Major environmental investment in iconic Guangxi waterway points way for sustainability
Wu Youxiang, standing below a rocky hillside and pointing to patches of green, had reason to be happy: The plants had been growing slowly but surely under his watch for most of the past five years.
"The Zenia insignis legume-type trees are best. They grow in tough conditions and can be good for the ground," he said.
Closer inspection of the hill revealed some of his work. Well-spaced terraces were carved into the hard surface to hold shrubs as they took root, while a web of slim pipes to water the plants covered the slopes alongside thinly spread creepers.
Wu, 36, is a technician at the Yanshan district agriculture and rural affairs bureau of Guilin, a city in South China's Guangxi Zhuang autonomous region.
The hill, which had been used as part of a stone quarry that was closed in May 2016, is now part of a major green drive to protect and promote environmental sustainability in the area.
Guilin itself is one of the country's top scenic spots. The city boasts breathtaking karst mountains that are part of Guangxi's UNESCO World Heritage Sites landscape, and the winding Lijiang River. Guilin's natural draws are fittingly printed on the back of the 20-yuan bill.
During the two sessions annual gathering in 2015, President Xi Jinping urged the Guangxi delegation to the National People's Congress, the country's top legislature, to protect the mountains and waters of Guilin and the region's good ecology.
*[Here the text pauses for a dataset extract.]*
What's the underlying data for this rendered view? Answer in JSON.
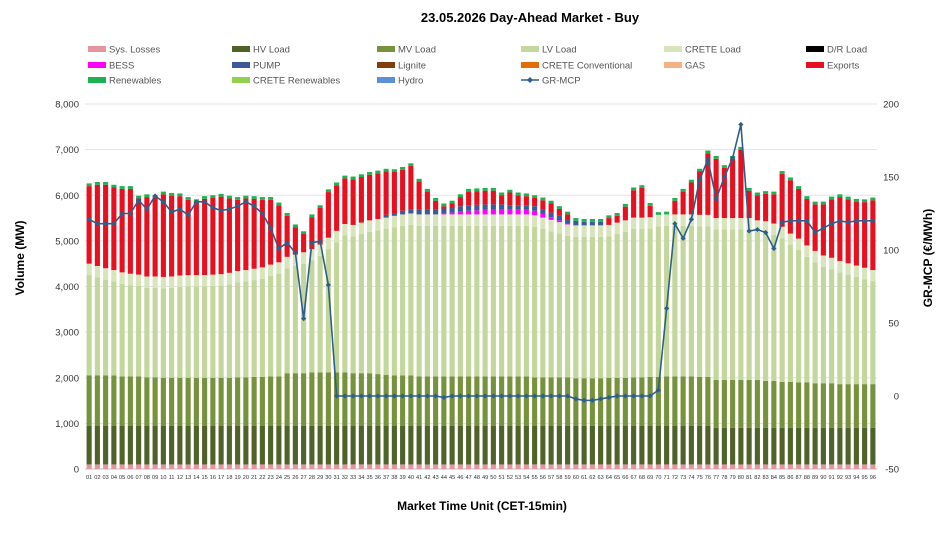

On Sunday, Xi, who is also general secretary of the Communist Party of China Central Committee, reiterated the protection of the river ecology during remarks while inspecting a section of the waterway.
Hailing the river as the only treasure of its kind in China and the world, Xi said its ecological environment should never be damaged. At a river dock, he listened to reports made by local officials on environmental protection in the river valley and on efforts to clean up quarries and illegal sand mining.